Entrapment is a predominant theme of this movie. The Holt sisters find themselves in the Safehouse while they are hiding. The sense of comfort that the house associated with the movie title provides before the movie begins, quickly turns into a claustrophobic structure. The safehouse is perhaps everything but safe.
The movie might remind one of “The Shining” by Stanley Kubrick in terms of treatment and camerawork. In terms of content, Shepherd uses his and his team’s experience in Pandemic as a reference to build up the scenes.
We humans are merely puppets to the circumstances. They prefix our evey movement, sometimes leaving us lost, empty and howling – the movie has been a journey of exactly that. The silence sometimes screams through the screen making its viewers jolted and nauseated.

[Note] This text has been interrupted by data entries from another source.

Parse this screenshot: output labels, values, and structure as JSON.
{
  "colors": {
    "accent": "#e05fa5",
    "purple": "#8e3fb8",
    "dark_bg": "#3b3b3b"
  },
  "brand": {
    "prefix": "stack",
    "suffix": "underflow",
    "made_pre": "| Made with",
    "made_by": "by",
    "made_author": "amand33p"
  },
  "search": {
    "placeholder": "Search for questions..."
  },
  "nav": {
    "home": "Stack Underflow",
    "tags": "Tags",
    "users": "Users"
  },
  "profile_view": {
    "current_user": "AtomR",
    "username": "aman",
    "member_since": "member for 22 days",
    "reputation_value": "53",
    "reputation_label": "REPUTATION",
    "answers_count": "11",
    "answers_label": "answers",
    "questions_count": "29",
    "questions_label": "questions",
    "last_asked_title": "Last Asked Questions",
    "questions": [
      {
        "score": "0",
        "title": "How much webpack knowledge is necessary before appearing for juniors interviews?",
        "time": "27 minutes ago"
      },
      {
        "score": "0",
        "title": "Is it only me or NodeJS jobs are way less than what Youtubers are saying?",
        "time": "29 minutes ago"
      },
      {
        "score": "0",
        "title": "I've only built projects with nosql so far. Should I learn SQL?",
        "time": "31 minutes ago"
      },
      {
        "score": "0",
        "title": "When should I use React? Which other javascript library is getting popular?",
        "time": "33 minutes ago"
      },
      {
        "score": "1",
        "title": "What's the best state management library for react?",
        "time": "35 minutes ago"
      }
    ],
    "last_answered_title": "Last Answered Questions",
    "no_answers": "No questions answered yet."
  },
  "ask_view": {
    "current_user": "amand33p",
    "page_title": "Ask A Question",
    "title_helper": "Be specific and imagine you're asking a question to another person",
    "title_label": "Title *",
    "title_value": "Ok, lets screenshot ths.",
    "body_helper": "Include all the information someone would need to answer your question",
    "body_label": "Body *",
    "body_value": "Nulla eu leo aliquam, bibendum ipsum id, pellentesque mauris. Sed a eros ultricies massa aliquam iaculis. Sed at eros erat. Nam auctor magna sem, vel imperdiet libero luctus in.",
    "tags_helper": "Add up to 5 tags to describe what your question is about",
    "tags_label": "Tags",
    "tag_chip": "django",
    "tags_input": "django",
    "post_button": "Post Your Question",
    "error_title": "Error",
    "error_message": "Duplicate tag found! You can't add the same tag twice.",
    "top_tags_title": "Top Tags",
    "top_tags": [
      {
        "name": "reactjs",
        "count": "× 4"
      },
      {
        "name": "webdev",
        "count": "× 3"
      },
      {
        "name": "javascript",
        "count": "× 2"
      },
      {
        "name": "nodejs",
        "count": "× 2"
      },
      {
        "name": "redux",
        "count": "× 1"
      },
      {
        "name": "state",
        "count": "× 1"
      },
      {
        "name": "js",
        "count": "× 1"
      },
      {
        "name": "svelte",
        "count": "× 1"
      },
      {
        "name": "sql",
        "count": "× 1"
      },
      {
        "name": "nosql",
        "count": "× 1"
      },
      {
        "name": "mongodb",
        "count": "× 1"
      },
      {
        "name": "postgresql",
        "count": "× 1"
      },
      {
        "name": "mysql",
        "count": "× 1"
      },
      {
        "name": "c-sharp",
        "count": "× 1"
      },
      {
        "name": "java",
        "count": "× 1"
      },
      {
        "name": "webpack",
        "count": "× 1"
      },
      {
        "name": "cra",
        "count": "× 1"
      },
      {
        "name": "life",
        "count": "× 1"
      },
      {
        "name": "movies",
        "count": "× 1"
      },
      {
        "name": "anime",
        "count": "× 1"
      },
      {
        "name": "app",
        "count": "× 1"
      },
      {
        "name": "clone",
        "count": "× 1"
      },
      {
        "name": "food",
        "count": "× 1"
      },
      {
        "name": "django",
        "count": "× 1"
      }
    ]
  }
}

Shepherd’s attempt has been earnest and his brilliance and prospect shine through each shot. Slasher films are generally gory and blunt but Shepherd has been able to explore the interpersonal relationships with subtlety. The sisters share a disjointed connection. They are together in their safehouse,yet so distant from each other. Within their collective isolation, each of them have made space for their personal ones. The cab driver stands as a symbol of inactive, passive existence. His apparently insignificant presence in the storyline keeps on reminding us of the helplessness of the humans. The killer, initially referred to as “No-one” also represents a hollowed existence. His identity has no gravity on its own, only attributes are at work for him. His act of disposing of the fresh Caesar salad bowl after Jamie’s call seems like a silent scream for comfort and companionship.
The film is tightly held from its first shot, the quirky camerawork heightens the sense of suspense and thrill. Even after that, the film looks a little lengthy towards the middle part, but that doesn’t affect the greatly pictured and brilliantly crafted final part. The film could have been edited a bit, cutting its runtime by 12 to 15 minutes, to make it more impactful.